A figure approached from the right side of the car. Even though he knew it had to be Corrine, Rankin tensed, caught awkwardly unprepared. He let go of the bottle and pulled his
arm back as he saw her face, nodding, then reaching over to unlock the door for her.
“It’s cold,” she said.
“Everything seems cold to me,” he said.
She slid in, adjusting the seat though she’d fiddled with it several times since they parked there two hours before. Corrine had had to relieve herself at the edge of the woods. She hadn’t had to squat outdoors since a family camping trip when she nine or ten, but it wasn’t exactly the sort of thing she could talk to Rankin about. The Special Forces soldier had hardly said anything since they’d taken the shift together watching the waste train for the night.
“I didn’t see anything from the road,” she told Rankin. “I walked up and around. There’s a gravel road out to the town.”
“Yeah,” said Rankin. “Listen, I spilled a bunch of water in the back.”
“Oh.” She twisted around to look.
“It’s on the floor,” he said. “Nothing really got wet.”
“We have another bottle of water,” she said.
“That’s yours.”
“We can share. I don’t have cooties.”
“Thanks.”
A small video screen projected and magnified the view from a set of night glasses positioned on the dashboard.
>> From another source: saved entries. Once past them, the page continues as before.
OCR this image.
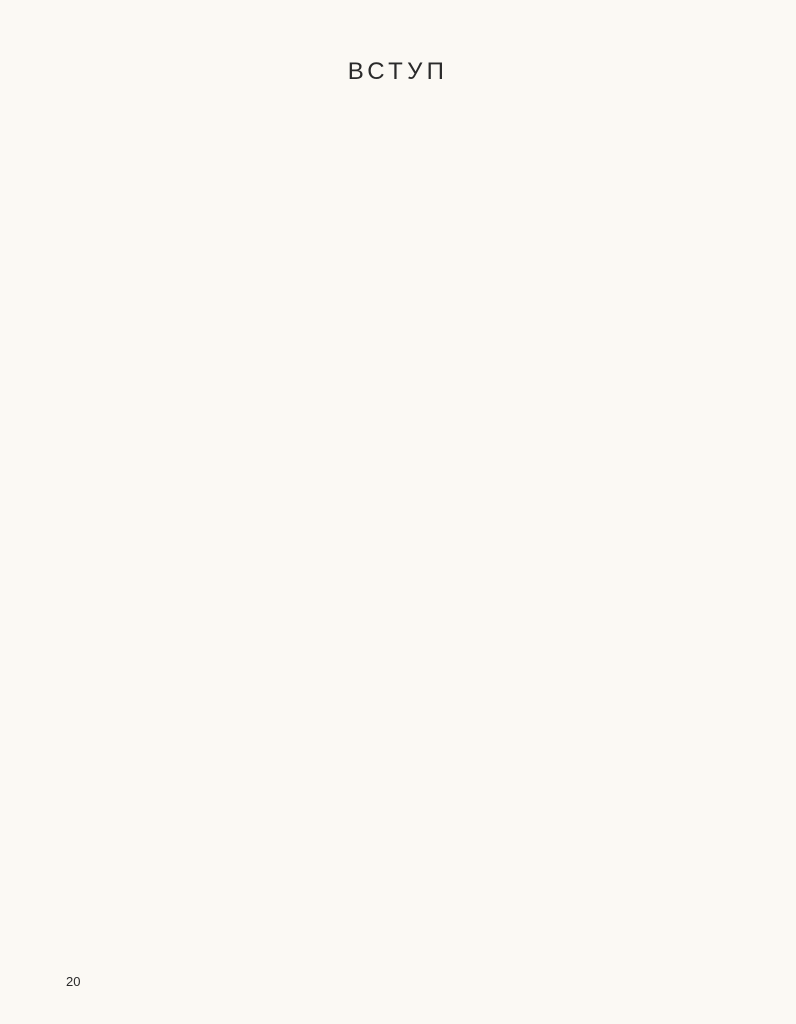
ВСТУП
20
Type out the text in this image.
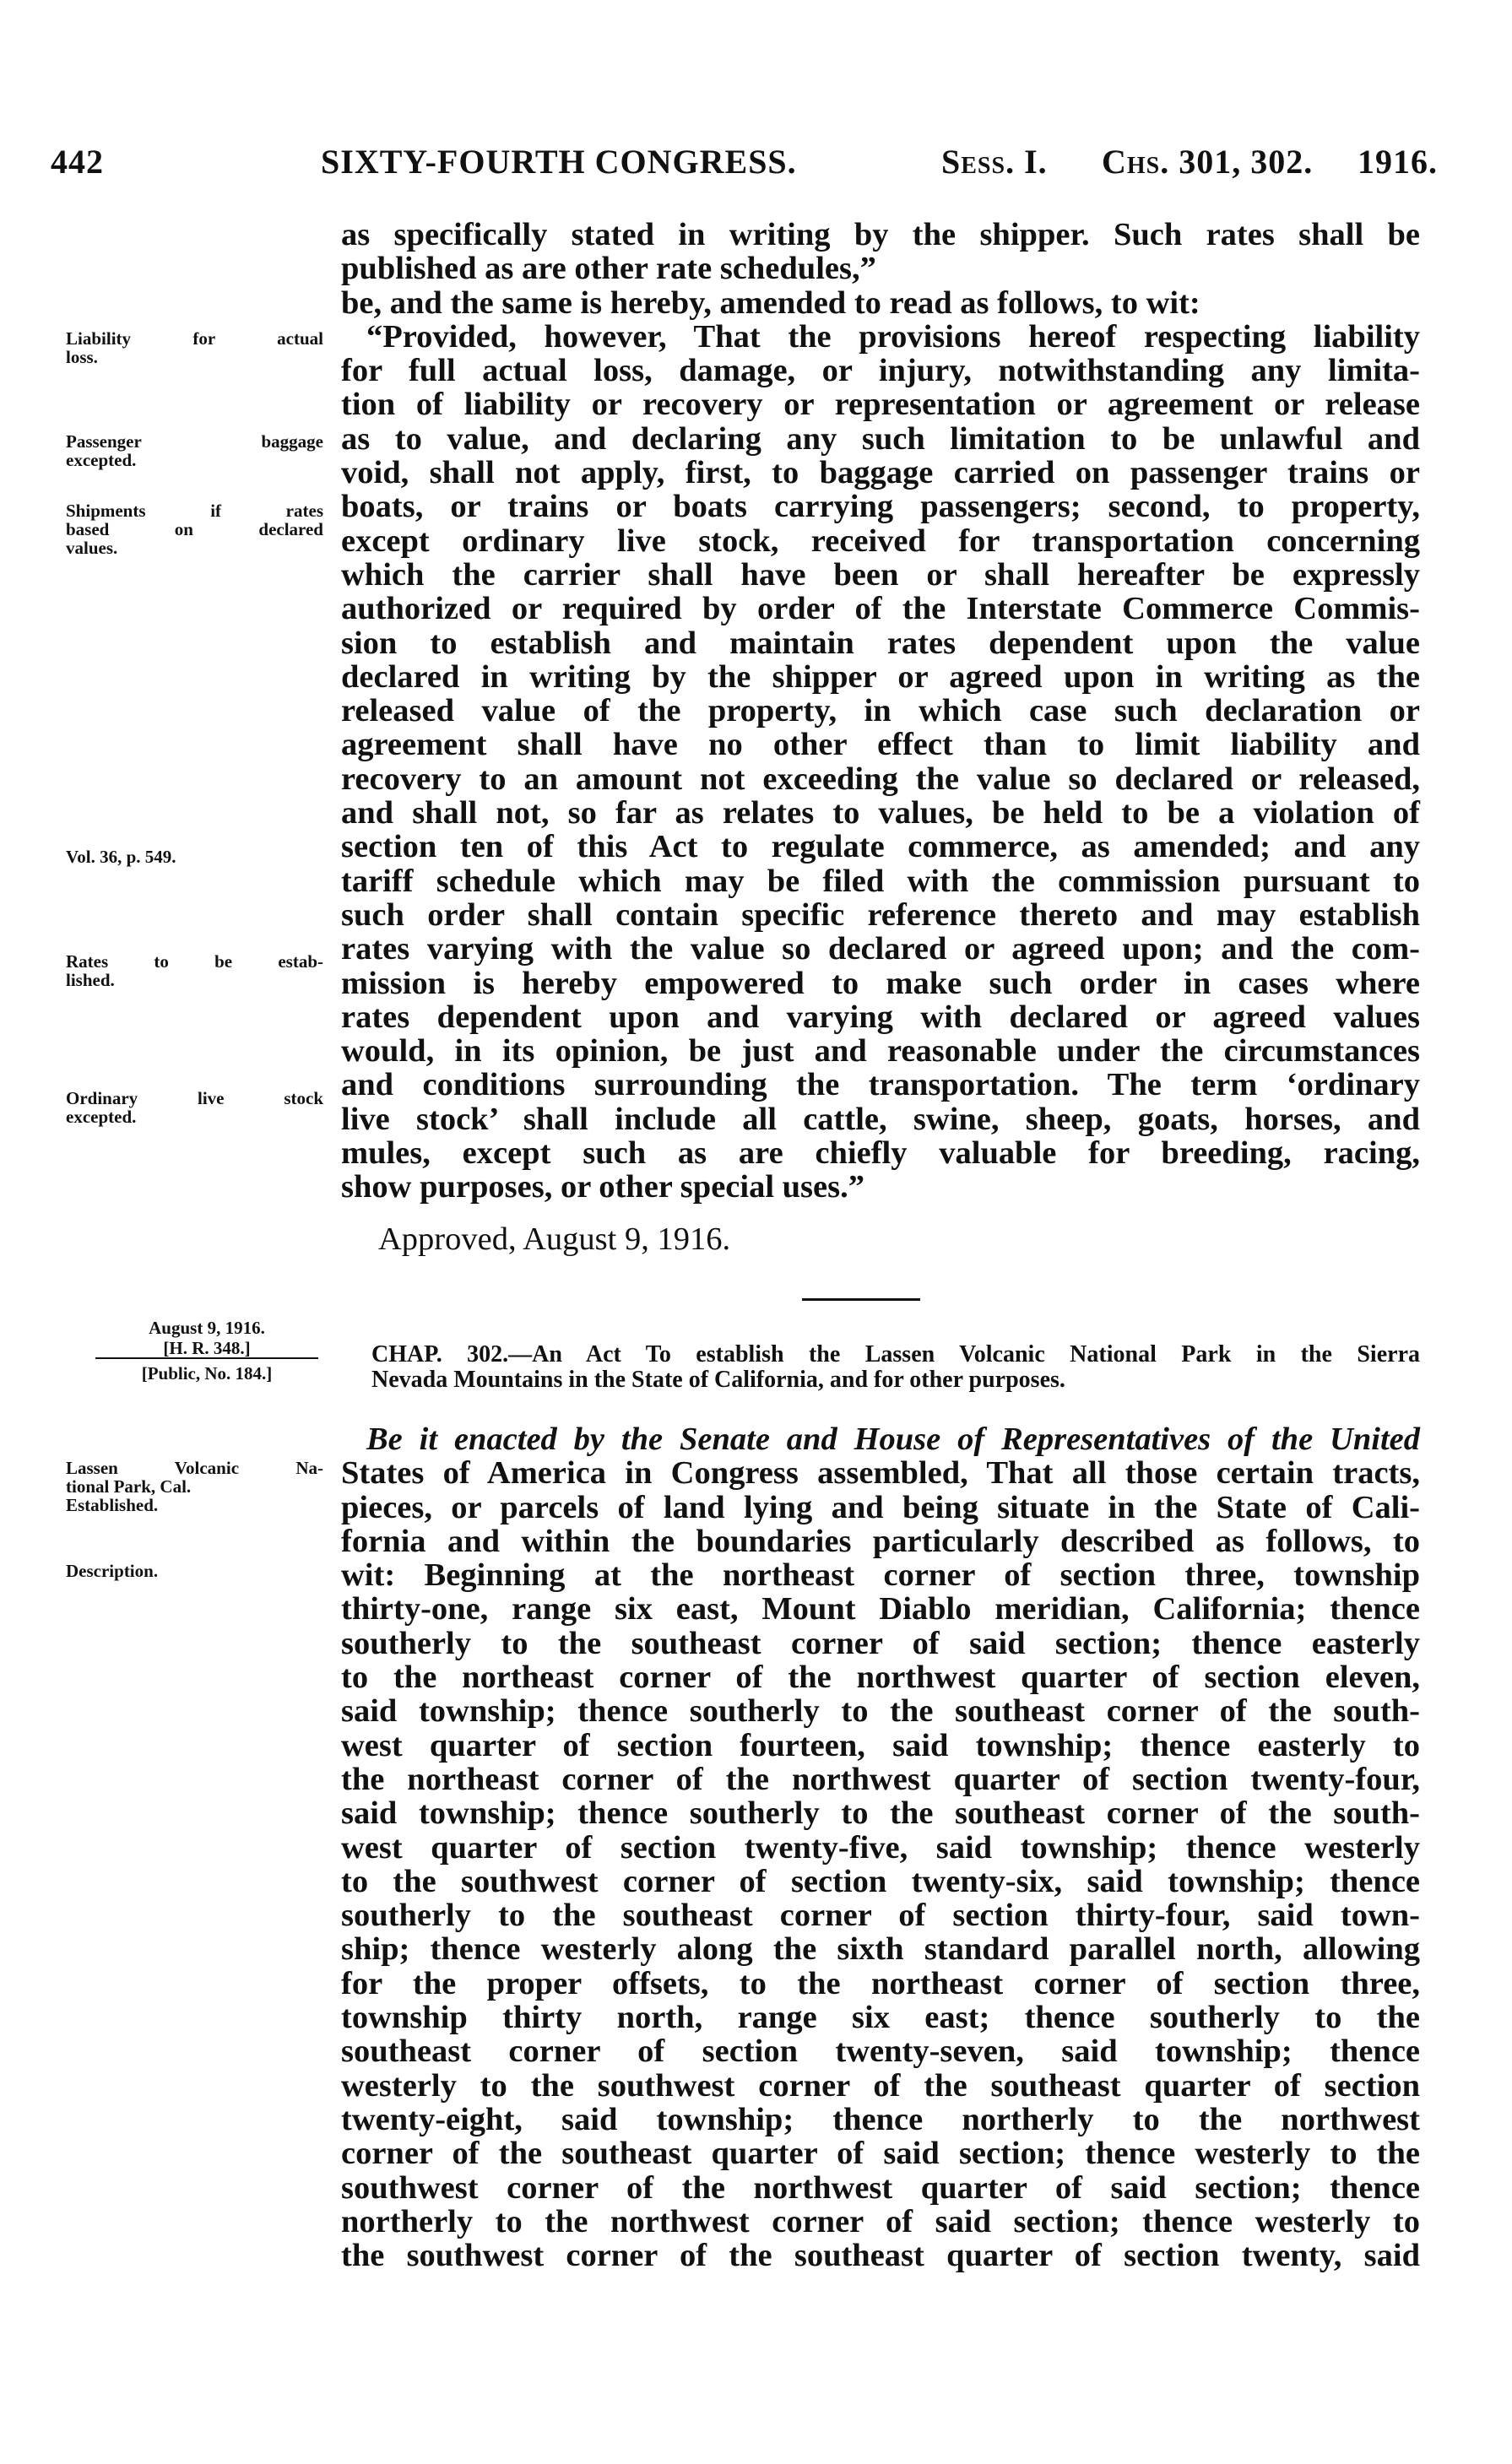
442	SIXTY-FOURTH CONGRESS.	Sess. I. Chs. 301, 302. 1916.
as specifically stated in writing by the shipper. Such rates shall be
published as are other rate schedules,”
be, and the same is hereby, amended to read as follows, to wit:
“Provided, however, That the provisions hereof respecting liability
for full actual loss, damage, or injury, notwithstanding any limita-
tion of liability or recovery or representation or agreement or release
as to value, and declaring any such limitation to be unlawful and
void, shall not apply, first, to baggage carried on passenger trains or
boats, or trains or boats carrying passengers; second, to property,
except ordinary live stock, received for transportation concerning
which the carrier shall have been or shall hereafter be expressly
authorized or required by order of the Interstate Commerce Commis-
sion to establish and maintain rates dependent upon the value
declared in writing by the shipper or agreed upon in writing as the
released value of the property, in which case such declaration or
agreement shall have no other effect than to limit liability and
recovery to an amount not exceeding the value so declared or released,
and shall not, so far as relates to values, be held to be a violation of
section ten of this Act to regulate commerce, as amended; and any
tariff schedule which may be filed with the commission pursuant to
such order shall contain specific reference thereto and may establish
rates varying with the value so declared or agreed upon; and the com-
mission is hereby empowered to make such order in cases where
rates dependent upon and varying with declared or agreed values
would, in its opinion, be just and reasonable under the circumstances
and conditions surrounding the transportation. The term ‘ordinary
live stock’ shall include all cattle, swine, sheep, goats, horses, and
mules, except such as are chiefly valuable for breeding, racing,
show purposes, or other special uses.”
Approved, August 9, 1916.
Liability for actual
loss.
Passenger baggage
excepted.
Shipments if rates
based on declared
values.
Vol. 36, p. 549.
Rates to be estab-
lished.
Ordinary live stock
excepted.
Lassen Volcanic Na-
tional Park, Cal.
Established.
Description.
August 9, 1916.
[H. R. 348.]
[Public, No. 184.]
CHAP. 302.—An Act To establish the Lassen Volcanic National Park in the Sierra
Nevada Mountains in the State of California, and for other purposes.
Be it enacted by the Senate and House of Representatives of the United
States of America in Congress assembled, That all those certain tracts,
pieces, or parcels of land lying and being situate in the State of Cali-
fornia and within the boundaries particularly described as follows, to
wit: Beginning at the northeast corner of section three, township
thirty-one, range six east, Mount Diablo meridian, California; thence
southerly to the southeast corner of said section; thence easterly
to the northeast corner of the northwest quarter of section eleven,
said township; thence southerly to the southeast corner of the south-
west quarter of section fourteen, said township; thence easterly to
the northeast corner of the northwest quarter of section twenty-four,
said township; thence southerly to the southeast corner of the south-
west quarter of section twenty-five, said township; thence westerly
to the southwest corner of section twenty-six, said township; thence
southerly to the southeast corner of section thirty-four, said town-
ship; thence westerly along the sixth standard parallel north, allowing
for the proper offsets, to the northeast corner of section three,
township thirty north, range six east; thence southerly to the
southeast corner of section twenty-seven, said township; thence
westerly to the southwest corner of the southeast quarter of section
twenty-eight, said township; thence northerly to the northwest
corner of the southeast quarter of said section; thence westerly to the
southwest corner of the northwest quarter of said section; thence
northerly to the northwest corner of said section; thence westerly to
the southwest corner of the southeast quarter of section twenty, said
They could see all five cars carrying the waste material from where they sat, though they couldn’t see the three diesels that drove the train or the flatcar and four boxcars that had been tagged on to the back, the flatcar for the guards and the others merely cars going south.
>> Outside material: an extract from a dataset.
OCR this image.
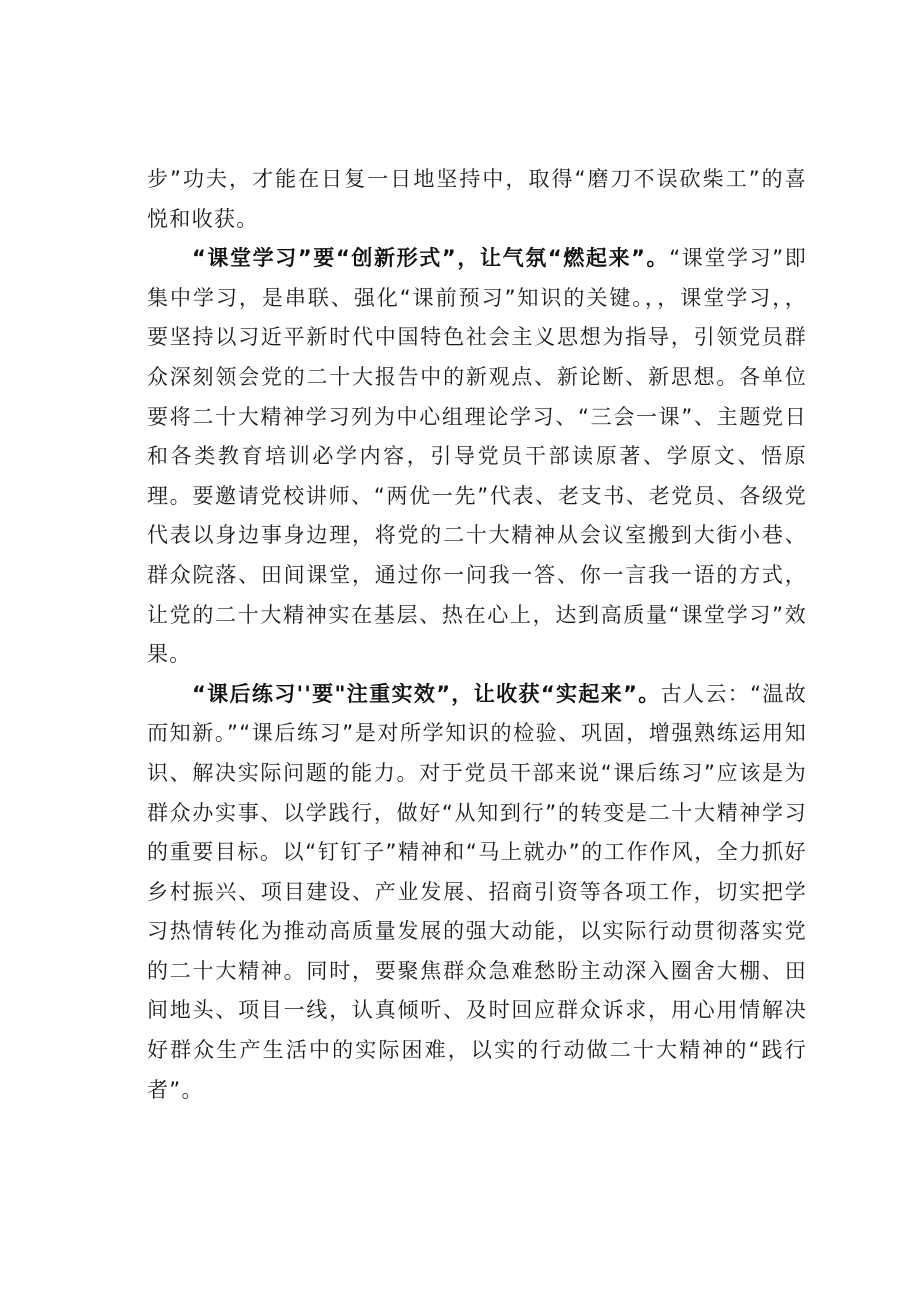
步”功夫，才能在日复一日地坚持中，取得“磨刀不误砍柴工”的喜悦和收获。

“课堂学习”要“创新形式”，让气氛“燃起来”。“课堂学习”即集中学习，是串联、强化“课前预习”知识的关键。，，课堂学习，，要坚持以习近平新时代中国特色社会主义思想为指导，引领党员群众深刻领会党的二十大报告中的新观点、新论断、新思想。各单位要将二十大精神学习列为中心组理论学习、“三会一课”、主题党日和各类教育培训必学内容，引导党员干部读原著、学原文、悟原理。要邀请党校讲师、“两优一先”代表、老支书、老党员、各级党代表以身边事身边理，将党的二十大精神从会议室搬到大街小巷、群众院落、田间课堂，通过你一问我一答、你一言我一语的方式，让党的二十大精神实在基层、热在心上，达到高质量“课堂学习”效果。

“课后练习''要"注重实效”，让收获“实起来”。古人云：“温故而知新。”“课后练习”是对所学知识的检验、巩固，增强熟练运用知识、解决实际问题的能力。对于党员干部来说“课后练习”应该是为群众办实事、以学践行，做好“从知到行”的转变是二十大精神学习的重要目标。以“钉钉子”精神和“马上就办”的工作作风，全力抓好乡村振兴、项目建设、产业发展、招商引资等各项工作，切实把学习热情转化为推动高质量发展的强大动能，以实际行动贯彻落实党的二十大精神。同时，要聚焦群众急难愁盼主动深入圈舍大棚、田间地头、项目一线，认真倾听、及时回应群众诉求，用心用情解决好群众生产生活中的实际困难，以实的行动做二十大精神的“践行者”。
Starting from Buzuluk earlier in the day, the train had been escorted by a small detachment of soldiers in a second train, along with a pair of helicopters. Now it had only a small contingent of guards—Russian sailors in civilian dress, according to their backgrounder—and two local policemen. Most of the dozen sailors were asleep in the boxcar nearest the containment cars; the policemen were dozing in a car near the tracks. Four members of the six-man train
crew had left earlier, presumably going to the local hotel for the night.
“You get to the point where you almost wish something would happen,” said Corrine.
“You got that right.” Rankin shifted in the seat. His back muscles were starting to tighten. “Shoulda brought a book or something.”
“What book would you read?” she asked.
Rankin shrugged. “Whatever.”
“You read thrillers?”
“Nah. Biographies,” said Rankin.
“Really?”
Rankin didn’t like the surprised tone in her voice. “Brant’s history of James Madison,” he said, naming the work he’d started the last time he was back in the States. It was a six-volume set of the man who’d been the country’s fourth president and principal author of the Constitution.
“Is it interesting?” Corrine asked.
“It’s long.” He leaned back in the seat, trying to stretch his back. “It explains the War of 1812 a little better than I’ve seen before.”
“How’d you get into that?”
“I just did,” said Rankin.
They were silent a minute or so. Rankin decided he didn’t want her to think he was mad at her—he wasn’t, really. He just didn’t like people thinking he was a stupid shit, when he wasn’t.
“What do you read?” he asked.
“Depends. If I’m in a mood for a mystery, I’ll read something by Lawrence Block maybe, or P. D. James. If I want to laugh, I read Wodehouse.”
“Bertie and Jeeves?”
“You know the series?”
“Sure.”
“I think the TV shows they did, the BBC shows—they were better than the books.”
“Didn’t see it. Excuse me. Gotta take a leak.” He got out of the car and went into the woods to pee.
Corrine turned her attention back to the small viewer screen, where the large cars sat like unmoving ghosts. She knew she had offended him by being surprised at what he was reading—but she was surprised, and whether he was a soldier or not, biographies about James Madison weren’t exactly everyday reading.
That was the way it was going to be from now on—no matter what she did or tried to do, everyone from Slott on down would see her as an interloper. She’d just have to deal with it.
Corrine pulled her coat tighter around her, fighting off the chill.